Второй жизненный тезис, выработанный нашим легкомыслием, служит естественным придатком к первому. Ежели первый говорит: «сначала все уступи, а потом всем пользуйся», то второй прибавляет: «пользуйся, но так, чтобы никто ничего не заметил».
Наша страсть к секретному житию как нельзя полнее сказалась в этих двух житейских правилах. Мы очень часто обманываем и действуем потихоньку, совсем не ради какой-нибудь корыстной цели, а просто в видах испытания, авось-либо никто не заметит. Для чего нам это нужно — один бог знает; но несомненно, что в этом отношении мы самые сущие спартанцы, которым, как гласит история, смолоду внушали, что воровать — отчего не воровать, но попадаться — упаси боже!
Если б вас пригласил кто-нибудь обедать и формулировал свое приглашение так: прошу ко мне обедать, но предупреждаю, что вы должны так отобедать, чтобы я этого не заметил, — вообразите, как были бы вы удивлены? Но удивлению вашему, конечно, не было бы пределов, если б обед был устроен всенародный, если б во время его на вас были устремлены тысячи глаз, и вам все-таки предстояло бы исполнить этот обряд по секрету. Ведь это гораздо мудренее, чем даже, например, проглотить втихомолку шпагу или секретно держать в сжатой руке раскаленные уголья! В последних случаях требуется только известная степень душевного воспаления, в первом — совершенная бессмыслица: отсутствовать, присутствуя. В виду такого требования, я даже начинаю понимать, почему мы, русские, всегда обнаруживали и обнаруживаем столь явное пристрастие к фокусникам и престидигаторам, почему представления этого рода неизменно привлекают толпы зрителей. Мы просто видим в их действиях повторение или преобразование того, что на каждом шагу происходит с нами на практике. — А! ты проглотил шпагу — знаю! Я давеча проглотил две! — А! ты сварил в шляпе яичницу — знаю! я давеча не в шляпе, а у друга сердечного на голове уху сварил — и он этого не заметил! Одним словом, не удивишь и не обрадуешь нас ничем!
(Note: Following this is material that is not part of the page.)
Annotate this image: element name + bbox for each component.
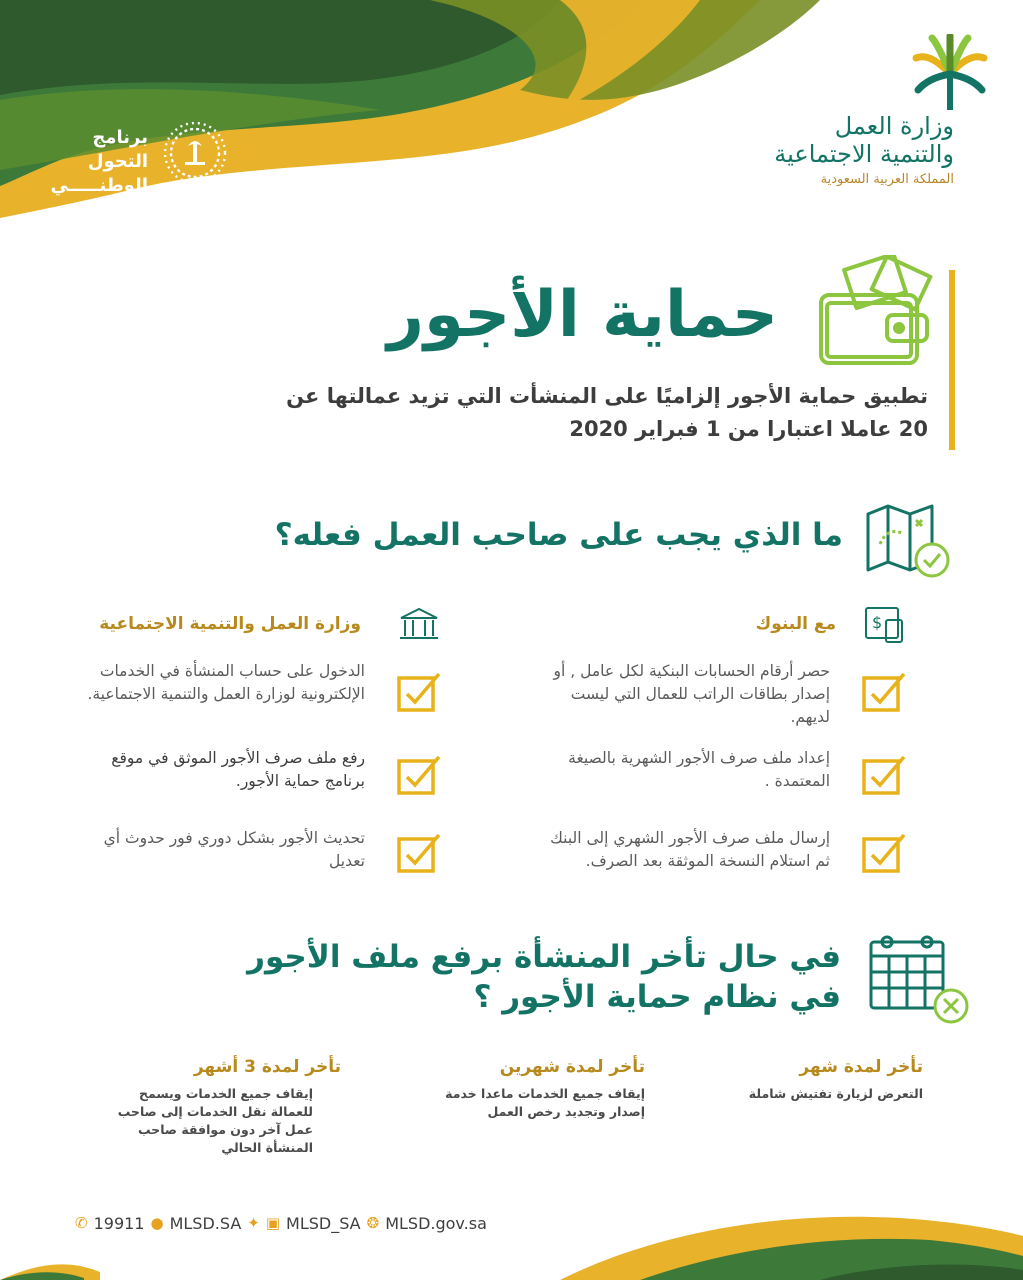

Быть — и в то же время не быть; быть видимым — и в то же время быть невидимым; двигаться — и оставаться без движения… Вот те геркулесовы столпы легкомыслия, до которых никогда не могли достигнуть ни афиняне, ни французы и до которых мы достигли без малейшего напряжения.
Да; это своего рода грани; но ежели вы спросите меня: возможно ли быть блаженным при такой степени легкомыслия? я отвечу: да, только при такой степени и возможно быть совершенно блаженным. Примешайся тут с булавочную головку здравого смысла — все дело погибло бы несомненно и безвозвратно. Этого мало: не только блаженствовать, но даже жить можно.
В то памятное время, когда мы процветали под сению крепостного права, не мало шаталось по деревням беспардонных помещиков, которые, будучи снедаемы либерализмом, только о том и тужили, как бы провести сквозь мужика какое-нибудь преднамерение или предначертание. Форма для этого была в то время самая удобная: в ней укладывались и благие стремления и свирепые; и детские розги и взрослые: вдоволь было места для всяких свобод. Трудность только в том заключалась: как бы таким манером провести известное преднамерение, чтобы, с одной стороны, все сейчас почувствовали, а с другой стороны, никто бы ничего не заметил, или, иными словами: чтобы все пользовались, но никто не воспользовался. Тогда еще никто не видел в этих разъяснениях признаков легкомыслия, а остерегались только, как бы впоследствии не вышло каких-нибудь грамматических недоразумений.
Много было представлено в то время на соискание разных полезнейших проектов; много было таковых и в исполнение приведено…
Подобно другим отечественным либералам, заразился этою язвою и друг мой, Андрюша Гнусиков. По Невскому ли, бывало, идет, у Донона ли трапезует, в танцклассе ли благодушествует — все думает: непременно отмочу штуку! Мало того: подружился с Вс. Крестовским, в Вяземский дом ночевать ходил, посещал Конную площадь, наблюдал, как секут меньших братьев, и даже сам, однажды, чуть-чуть в части не был высечен… И везде преследовала его одна неотвязная мысль: непременно отмочу штуку!